Aquí podemos plantearnos unos interrogantes preliminares para ir esclareciendo nuestras motivaciones:
1) Durante lo peor de la crisis, ¿el presupuesto de RSE fue el primero que recortamos? (porque, en ese nuevo contexto, ya no servía para los fines de negocio).
2) ¿Hemos empezado a hacer RSE por iniciativa propia o como respuesta a una iniciativa de nuestros competidores? (porque, si ellos lo hacen, nosotros no podemos quedarnos atrás)
3) ¿Qué parte del presupuesto gastamos en difundir nuestras actividades de RSE? (¿Gastamos 100.000 en RSE y 3 millones en publicidad para difundir aquellas acciones?)
Estos interrogantes, aunque incompletos, ya nos dan una idea aproximada de nuestras motivaciones.
Y si queremos ir más allá, podemos practicar con el equipo de alta dirección el experimento mental del Anillo de Giges, que se plantea en el libro 2 de “La República” de Platón.
Giges era un ignoto pastor que, por casualidad, descubrió un anillo que le permitía hacerse invisible a voluntad.
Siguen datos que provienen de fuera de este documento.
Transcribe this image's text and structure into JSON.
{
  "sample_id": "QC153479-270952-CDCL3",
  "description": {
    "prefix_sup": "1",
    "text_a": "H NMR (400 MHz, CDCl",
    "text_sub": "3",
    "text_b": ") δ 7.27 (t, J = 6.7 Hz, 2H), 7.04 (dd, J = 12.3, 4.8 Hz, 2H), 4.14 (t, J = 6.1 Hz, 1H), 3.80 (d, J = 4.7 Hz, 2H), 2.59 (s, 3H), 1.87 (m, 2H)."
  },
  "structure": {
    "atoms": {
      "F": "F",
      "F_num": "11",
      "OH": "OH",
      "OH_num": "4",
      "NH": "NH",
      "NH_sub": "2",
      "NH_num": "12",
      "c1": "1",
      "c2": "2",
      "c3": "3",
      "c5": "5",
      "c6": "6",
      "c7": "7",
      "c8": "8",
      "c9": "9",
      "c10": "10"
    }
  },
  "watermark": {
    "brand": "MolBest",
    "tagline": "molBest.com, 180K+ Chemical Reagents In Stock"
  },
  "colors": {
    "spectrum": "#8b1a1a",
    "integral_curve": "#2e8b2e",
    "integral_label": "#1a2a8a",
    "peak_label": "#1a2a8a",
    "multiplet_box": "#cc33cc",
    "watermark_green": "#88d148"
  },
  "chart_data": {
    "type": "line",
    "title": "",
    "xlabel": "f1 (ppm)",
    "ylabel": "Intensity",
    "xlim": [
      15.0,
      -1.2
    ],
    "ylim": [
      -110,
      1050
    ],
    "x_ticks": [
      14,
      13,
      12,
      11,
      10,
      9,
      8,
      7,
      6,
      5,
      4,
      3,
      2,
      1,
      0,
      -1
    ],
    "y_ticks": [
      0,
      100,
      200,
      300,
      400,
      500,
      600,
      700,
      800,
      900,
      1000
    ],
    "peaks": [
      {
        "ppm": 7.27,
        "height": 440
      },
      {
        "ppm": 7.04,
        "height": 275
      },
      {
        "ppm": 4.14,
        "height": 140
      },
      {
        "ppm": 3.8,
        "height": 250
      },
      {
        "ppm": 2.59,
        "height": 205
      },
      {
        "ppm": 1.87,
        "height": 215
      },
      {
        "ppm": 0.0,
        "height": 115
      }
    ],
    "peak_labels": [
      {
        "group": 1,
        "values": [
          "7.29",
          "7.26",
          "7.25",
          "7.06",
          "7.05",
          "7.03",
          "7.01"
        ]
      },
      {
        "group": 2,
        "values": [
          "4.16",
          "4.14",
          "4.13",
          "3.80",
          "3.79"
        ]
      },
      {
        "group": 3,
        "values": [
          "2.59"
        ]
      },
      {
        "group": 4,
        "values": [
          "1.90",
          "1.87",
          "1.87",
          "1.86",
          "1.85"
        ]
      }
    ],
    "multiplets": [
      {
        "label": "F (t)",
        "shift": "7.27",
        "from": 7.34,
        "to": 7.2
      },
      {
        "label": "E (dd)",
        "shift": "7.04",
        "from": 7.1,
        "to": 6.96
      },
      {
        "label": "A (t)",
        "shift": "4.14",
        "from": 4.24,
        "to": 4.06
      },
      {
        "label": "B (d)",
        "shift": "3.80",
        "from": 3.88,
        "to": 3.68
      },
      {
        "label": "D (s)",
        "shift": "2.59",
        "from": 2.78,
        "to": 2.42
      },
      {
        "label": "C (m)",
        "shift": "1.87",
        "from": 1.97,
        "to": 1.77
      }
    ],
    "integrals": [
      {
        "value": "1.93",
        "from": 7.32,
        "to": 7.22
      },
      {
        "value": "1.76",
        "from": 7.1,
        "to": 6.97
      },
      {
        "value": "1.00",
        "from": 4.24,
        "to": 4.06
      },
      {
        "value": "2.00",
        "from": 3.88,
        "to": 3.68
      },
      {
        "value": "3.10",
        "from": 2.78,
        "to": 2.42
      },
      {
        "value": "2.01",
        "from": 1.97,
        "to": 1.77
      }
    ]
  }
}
Y utilizó este poder para asesinar al rey de su país, seducir a la reina y quedarse con el trono.
Ahora bien, ¿qué haría nuestra empresa si tuviera el Anillo de Giges? ¿Qué haríamos si no tuviéramos que rendir cuentas a la sociedad de nuestros actos? ¿Qué haríamos si tuviésemos la certeza de que saldremos impunes de todo lo que decidamos hacer?
¿Qué haríamos si pudiéramos violar la ley sin que nos descubran? ¿Tiraríamos los desechos al río? ¿Cómo trataríamos a nuestra gente? ¿Cómo responderíamos a los reclamos de los clientes? ¿Qué cosas estaríamos dispuestos a sacrificar para aumentar la rentabilidad?
¿Seguiríamos financiando programas de RSE? ¿Seguiríamos confeccionando un Balance Social (si es que actualmente lo hacemos)?
Estas son algunas de las preguntas que, en un diálogo sincero, podríamos plantearnos en la próxima reunión con el equipo directivo. Con el Anillo de Giges en el dedo de la corporación, liberados de las preocupaciones de reputación y relaciones públicas, podríamos evaluar cuál es nuestra cultura de responsabilidad.